The internet was created on a dream.
What if computers could talk to each other?
It's easy to lose sight of what a revolutionary dream that once was. There was a time when most computers were not sold with modems or network connections of any sort. You transferred files by putting them on floppy disks. If you were especially tech savvy, you hooked two PCs together through their parallel ports and were able to transfer files directly from one to the other. It seemed like magic at the time.
Then Al Gore invented the internet, and suddenly computers all over the world could talk to each other. This happened so suddenly that nobody knew what to do with it. You think I'm kidding, but I'm not. The first corporate websites in the 90s looked like they should be hanging on the walls of a third grade art class. Take a look at some of these if you don't believe me.
Then we upgraded everybody to broadband, and figured out what to use the Internet for: just about anything you could do on a computer. You could browse. You could shop. You could communicate.
Anything you could do on a computer.
What if we could connect to the internet without a computer?
Between shrinking chip sizes and mobile protocols such as wi-fi and bluetooth, this dream was barely formulated before it came to life. Email on your cell phone? Check. Emergency service and navigation in your car? No problem. Bluetooth connectivity for your insulin pump? Why not?
Maybe we should have tried a little harder to answer that last question.
Because the inventors were not the only ones dreaming.
What if any device with a network connection could be hacked?
Finding unintentional uses for computers is a past-time as old as computers itself. One of the first demonstrations ever of a personal computer was done on a machine lacking a monitor and printer. Lacking a formal method of output, the programmer timed the cycles of the CPU just right to cause the radio interference generated to play some simple songs from the static of a nearby radio. Computers weren't designed to leak radio signals. It was simply possible, and a really clever person figured out how to exploit it.
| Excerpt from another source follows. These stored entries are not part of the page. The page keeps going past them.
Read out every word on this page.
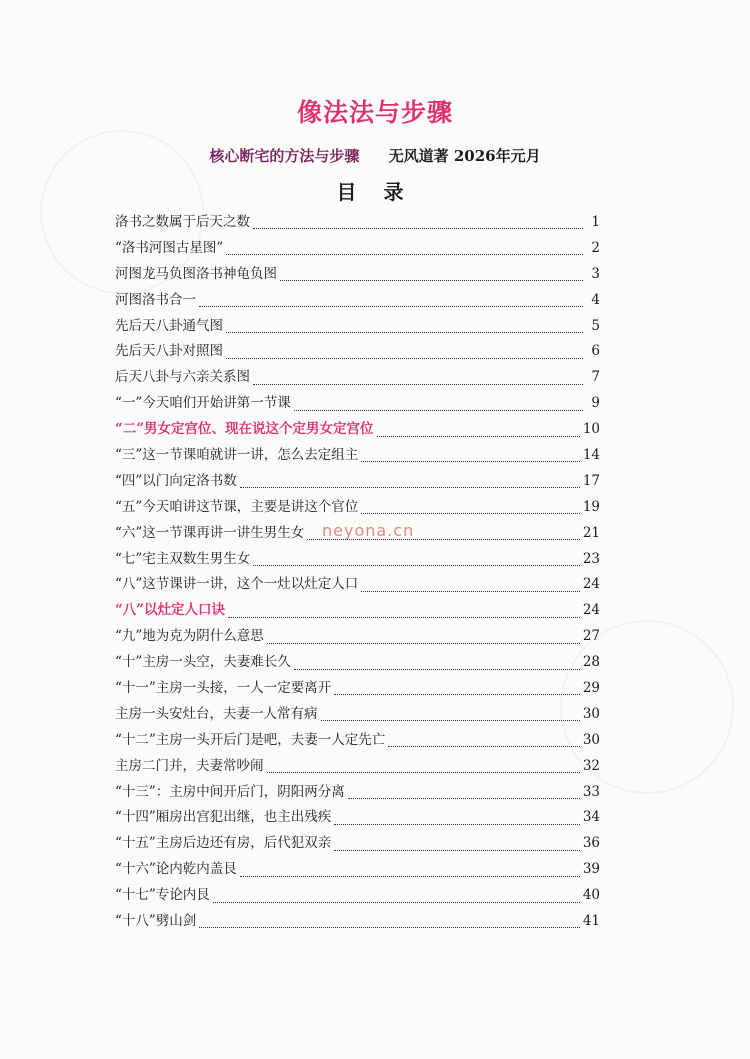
像法法与步骤
核心断宅的方法与步骤 无风道著 2026年元月
目 录
洛书之数属于后天之数	1
“洛书河图古星图”	2
河图龙马负图洛书神龟负图	3
河图洛书合一	4
先后天八卦通气图	5
先后天八卦对照图	6
后天八卦与六亲关系图	7
“一”今天咱们开始讲第一节课	9
“二”男女定宫位、现在说这个定男女定宫位	10
“三”这一节课咱就讲一讲，怎么去定组主	14
“四”以门向定洛书数	17
“五”今天咱讲这节课，主要是讲这个官位	19
“六”这一节课再讲一讲生男生女	21
“七”宅主双数生男生女	23
“八”这节课讲一讲，这个一灶以灶定人口	24
“八”以灶定人口诀	24
“九”地为克为阴什么意思	27
“十”主房一头空，夫妻难长久	28
“十一”主房一头接，一人一定要离开	29
主房一头安灶台，夫妻一人常有病	30
“十二”主房一头开后门是吧，夫妻一人定先亡	30
主房二门并，夫妻常吵闹	32
“十三”：主房中间开后门，阴阳两分离	33
“十四”厢房出宫犯出继，也主出残疾	34
“十五”主房后边还有房，后代犯双亲	36
“十六”论内乾内盖艮	39
“十七”专论内艮	40
“十八”劈山剑	41
neyona.cn
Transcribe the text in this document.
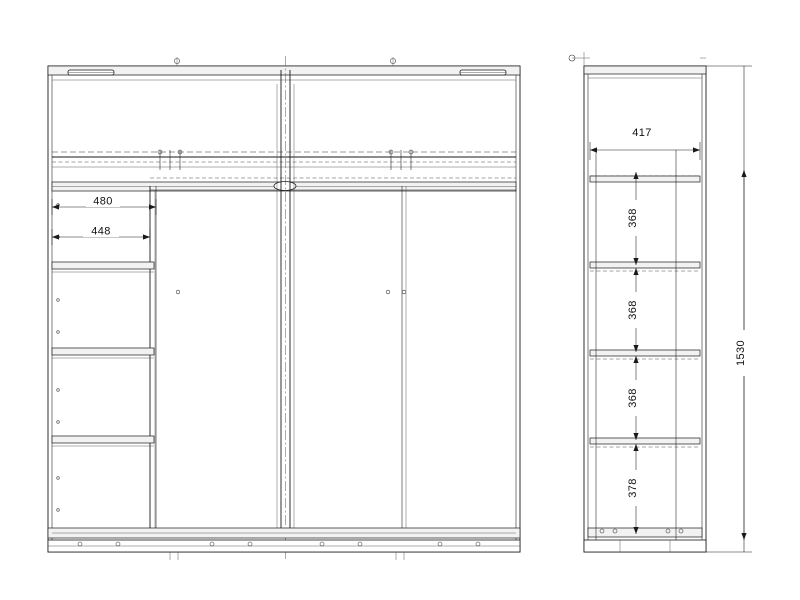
480
448
417
368
368
368
378
1530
The world is chock full of really clever people. Not all of them have good intentions.
The problem is, we still don't really understand our connected, online devices, any more than we really understood the internet back in the 90s. We still expect them to act like old fashioned devices, just better. Hacking an insulin pump? Whoever heard of such a ridiculous notion? When security researcher Jerome Radcliffe demonstrated that he could issue unauthorized commands to his insulin pump over bluetooth, the manufacturer, Medtronic, just laughed. They issued a dismissive statement saying: "...there has never been a single reported incident of wireless tampering outside of controlled laboratory experiments in more than 30 years of use." Because we haven't seen this before, it couldn't happen now. Go away, and trust us.
Then McAfee reproduced the hack. And improved it, so it could work from 300 feet away. And demonstrated how easy it would be to request the pump to deliver a lethal dose of insulin. Medtronic isn't laughing anymore.
On November 14th, the New York Times published an article discussing Google's top secret research labs, where researchers are figuring out, among other things, how to put just about anything on the internet. Garden planters. Coffee pots. Refrigerators.
What happens if Google succeeds? Could a clever hacker figure out how to shut your freezer off for a few days while you were away from home, then turn it back on, causing you to unknowingly eat spoiled and possibly lethal food? How about turning on your furnace full blast in the middle of an August heat wave? And God help us if they ever figure out how to hack one of Google's driverless cars.
We live in a brave new world. Everything is going online. Everything is potentially hackable. Unimaginable opportunity. Unimaginable risk.
Anybody who claims to know how this will play out is selling something.